At the federal level, President Trump’s revocation of Biden’s AI executive order signaled a clear federal pivot toward innovation and deregulation. Yet that hasn’t slowed the surge of restrictive state-level AI laws. His proposed 10-year moratorium on state AI regulation was rejected by the Senate, leaving behind a fragmented and confusing regulatory landscape. That patchwork carries real economic consequences: startups and small developers, unlike large tech firms, cannot absorb the escalating costs of legal reviews, audits, and compliance regimes. The result is a system that unintentionally entrenches dominant firms and starves the market of new entrants and new ideas.

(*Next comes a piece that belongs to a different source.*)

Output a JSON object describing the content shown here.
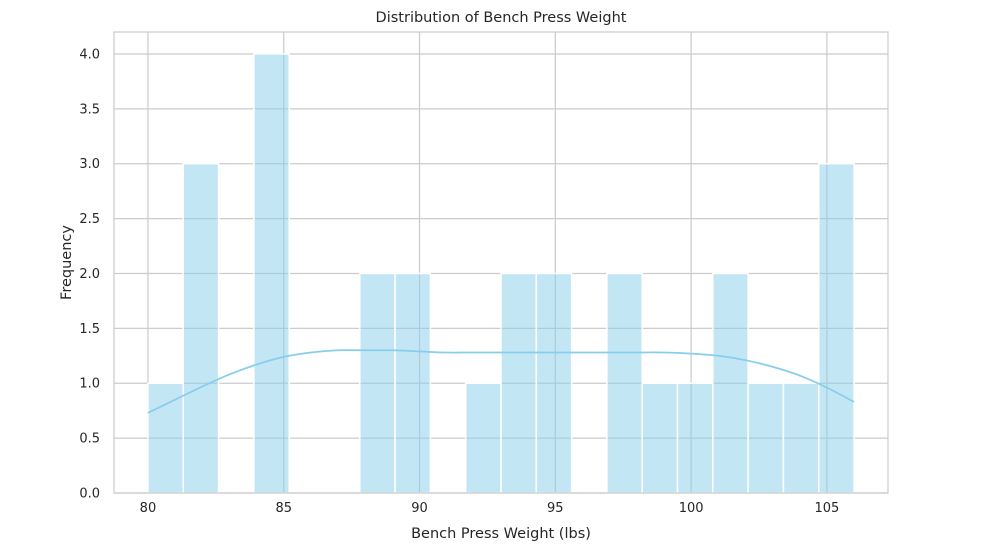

What often goes overlooked is that the U.S. already has a robust legal framework to address genuine AI harms. Long-standing consumer protection laws, anti-discrimination statutes, and liability frameworks are sufficiently strong to address harms caused by AI. The Massachusetts Attorney General, for instance, has clarified that the state consumer protection laws apply to AI-generated outcomes. That’s the right approach: focus on the effects of technology, not the architecture behind it. AI is simply a tool; if it is used to discriminate, deceive, or cause harm, accountability should rest with those actions—not with the innovation itself.

The Freedom to Build: Why Innovation Thrives Without Permission

The claim that AI is advancing too rapidly has become a common justification for regulation. Yet rushing to regulate risks stifles innovation and entrenches bad policy. In fast-moving markets, patience is a strength; let real harms emerge before intervening, and let businesses answer to consumers, not bureaucrats.

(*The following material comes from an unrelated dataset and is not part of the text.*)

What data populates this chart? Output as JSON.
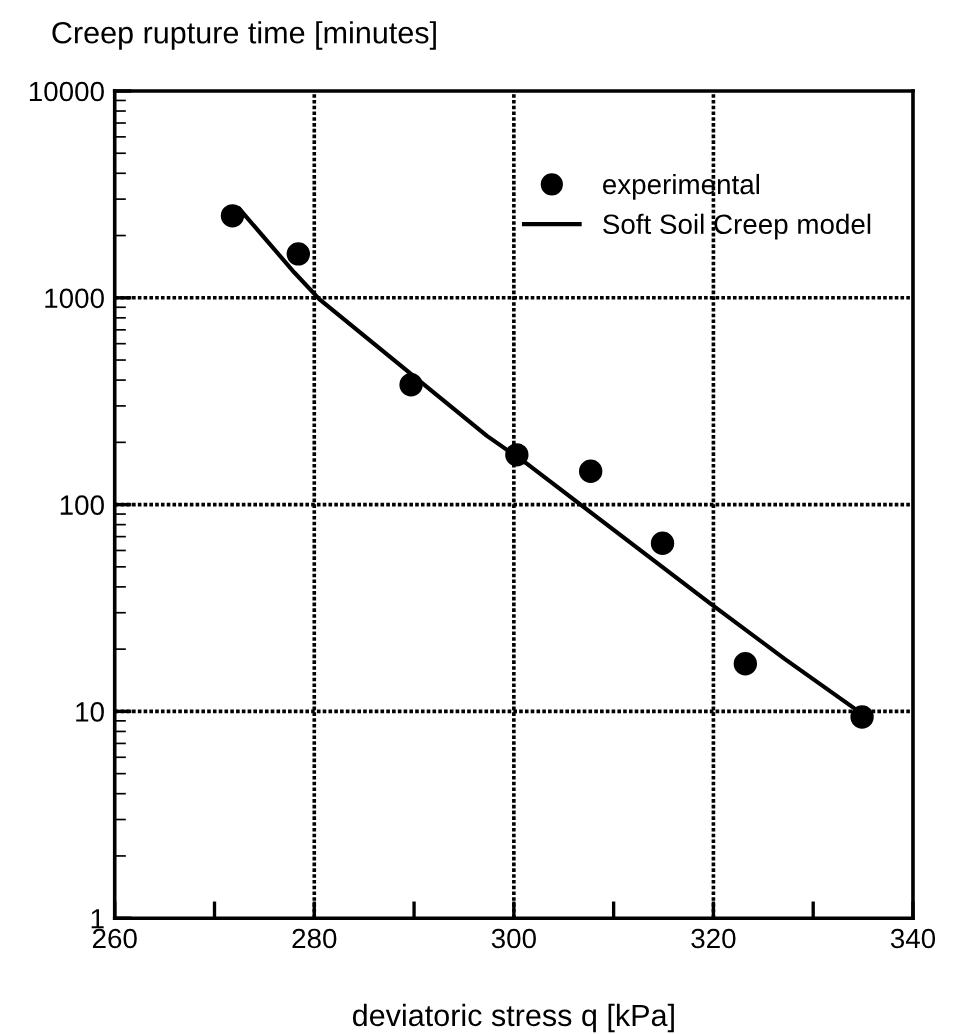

We’ve seen this approach work before. In the landmark 1984 Sony Corp. v. Universal City Studios case (known as the Betamax case), the U.S. Supreme Court ruled that a technology should not be banned just because it could be misused. That decision enabled the VCR to flourish and paved the way for the home entertainment revolution. A decade later, the same principle was applied in the 1990s, when the Clinton administration chose to allow the internet to thrive in an unregulated, free-market environment, triggering one of the most significant innovation booms in history.

The results speak for themselves. According to the Boston Consulting Group, the U.S consistently dominates global innovation rankings. In 2013, seven of the top ten most innovative companies were American; by 2023, 16 of the top 25—including Amazon, Apple, Microsoft, and SpaceX—were based in the U.S. Meanwhile, Europe’s presence in the rankings has steadily declined or ceased to exist, a casualty of overregulation and risk aversion.

This divergence is no accident—it reflects two fundamentally different competing visions. One champions the freedom to create; the other demands permission to innovate. While calls to adopt Europe’s more cautious regulatory model may stem from good intentions—such as ensuring safety and oversight—they risk undermining the very conditions that enabled the U.S. to become a global innovation leader.

AI does not require a new regulatory philosophy—only a recommitment to one that already works. For decades, the United States has led by allowing innovation to move forward while holding actors accountable for real harm. Replacing that model with precautionary mandates would not make AI safer; it would make America less competitive. To remain a global innovation leader, policymakers must resist fear-driven regulation and preserve the freedom that has long fueled America’s technological advancement.